The miller’s wife doesn’t answer. Her husband’s words in her mind. He’s wrong. There’s always a little more to spare. Something extra to give. Even when it seems the opposite. Especially. She sets to ordering the farmer, eases both of them, something to do. No idle hands. Remove his shoes, check how swollen his ankles are. Pull him down a bit that way, get his feet up. Stop the blood from pooling. Send it back towards his heart. Listen to the chest, tell me what you hear. She sets the bottle to the old man’s lips. Won’t drink. Can’t. She offers it instead to the farmer. He takes it, lips touch the plastic. He tastes it. Allows himself a mouthful, no more. Spins the cap back on, sets it between his knees.
“You need more,” the miller’s wife says. She takes the bottle, starts to remove the cap. The farmer puts his hand on hers, stops her. Looks at his father.
“No. That’s enough,” he says.
“When’s the last time you drank something?” she asks. Angry.

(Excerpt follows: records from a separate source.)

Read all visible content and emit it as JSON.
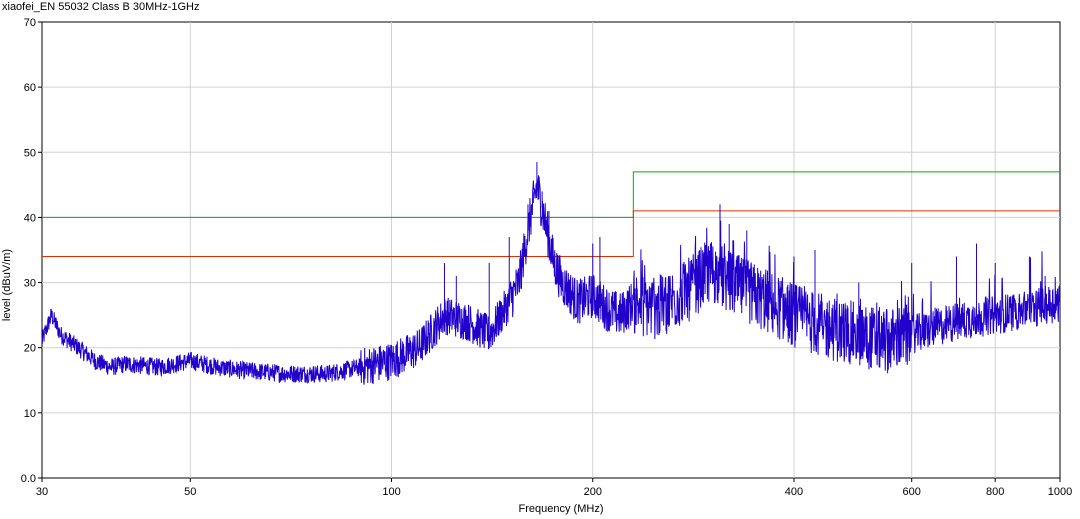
{
  "title": "xiaofei_EN 55032 Class B 30MHz-1GHz",
  "chart_data": {
    "type": "line",
    "title": "xiaofei_EN 55032 Class B 30MHz-1GHz",
    "xlabel": "Frequency (MHz)",
    "ylabel": "level (dBuV/m)",
    "xscale": "log",
    "xlim": [
      30,
      1000
    ],
    "ylim": [
      0,
      70
    ],
    "grid": true,
    "x_ticks": [
      30,
      50,
      100,
      200,
      400,
      600,
      800,
      1000
    ],
    "x_tick_labels": [
      "30",
      "50",
      "100",
      "200",
      "400",
      "600",
      "800",
      "1000"
    ],
    "y_ticks": [
      0,
      10,
      20,
      30,
      40,
      50,
      60,
      70
    ],
    "y_tick_labels": [
      "0.0",
      "10",
      "20",
      "30",
      "40",
      "50",
      "60",
      "70"
    ],
    "colors": {
      "limit_qp": "#00b000",
      "limit_2": "#e03000",
      "measurement": "#2200cc",
      "grid": "#d0d0d0"
    },
    "series": [
      {
        "key": "limit_qp",
        "x": [
          30,
          230,
          230,
          1000
        ],
        "y": [
          40,
          40,
          47,
          47
        ]
      },
      {
        "key": "limit_2",
        "x": [
          30,
          230,
          230,
          1000
        ],
        "y": [
          34,
          34,
          41,
          41
        ]
      },
      {
        "key": "measurement",
        "x": [
          30,
          31,
          32,
          34,
          36,
          38,
          40,
          45,
          50,
          55,
          60,
          70,
          80,
          90,
          100,
          110,
          120,
          130,
          140,
          150,
          155,
          160,
          165,
          170,
          175,
          180,
          190,
          200,
          210,
          220,
          230,
          250,
          280,
          300,
          320,
          350,
          400,
          450,
          500,
          550,
          600,
          700,
          800,
          900,
          1000
        ],
        "y": [
          21,
          25,
          22,
          20,
          18,
          17,
          17.5,
          17,
          18,
          17,
          16.5,
          16,
          16,
          17,
          18,
          20,
          25,
          24,
          22,
          27,
          30,
          38,
          45,
          39,
          33,
          30,
          27,
          28,
          26,
          25,
          27,
          26,
          29,
          32,
          30,
          28,
          25,
          23,
          22,
          21,
          22,
          24,
          25,
          26,
          27
        ],
        "peaks_x": [
          31,
          120,
          125,
          140,
          150,
          160,
          163,
          165,
          168,
          172,
          200,
          205,
          260,
          300,
          310,
          320,
          340,
          400,
          430,
          500,
          600,
          700,
          750,
          800,
          900,
          950
        ],
        "peaks_y": [
          25.5,
          33,
          31,
          33,
          37,
          42,
          44,
          48.5,
          44,
          41,
          36,
          37,
          31,
          36,
          42,
          39,
          38,
          34,
          35,
          30,
          33,
          34,
          36,
          33,
          34,
          31
        ]
      }
    ]
  }
}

“I ate this morning,” the farmer says.
“That’s not what I asked.”
“I’ve had more than my share.”
Tears stream down her face. She pulls the bottle away, throws the cap on the floor, shoves the bottle at the farmer. “Now you take this and you drink,” she says, shaking her head. It’s easier to be mad. Like any good neighbour. Mother. “We’ve got the well and there’s plenty of water for us and then some. No one near to come and take it from us and this storm can’t last forever. You’ll see,” she says. Her hands bite into the farmer’s flesh while she speaks. Her talons. Her tears run while he drinks. Her tears are clear, clean. He’s never seen her cry before. Never in his life. Her own children, gone a month now. Not a word. She didn’t cry. Now she does. The farmer finishes what’s in the bottle. He does it for her as much as anything. The old man coughs, gasps. Can’t breathe. They fuss as much as they can, do as much as they can. They don’t hear the miller. He tosses the bucket on the floor between them. It splashes on the floor, on the sofa, on the farmer. It’s not water. Couldn’t be. Thick, black, engine oil. Dirty. The miller’s covered in dust. His surgical mask is supposed to be white. They didn’t know he went outside.
“That’s what’s left in the well,” he says.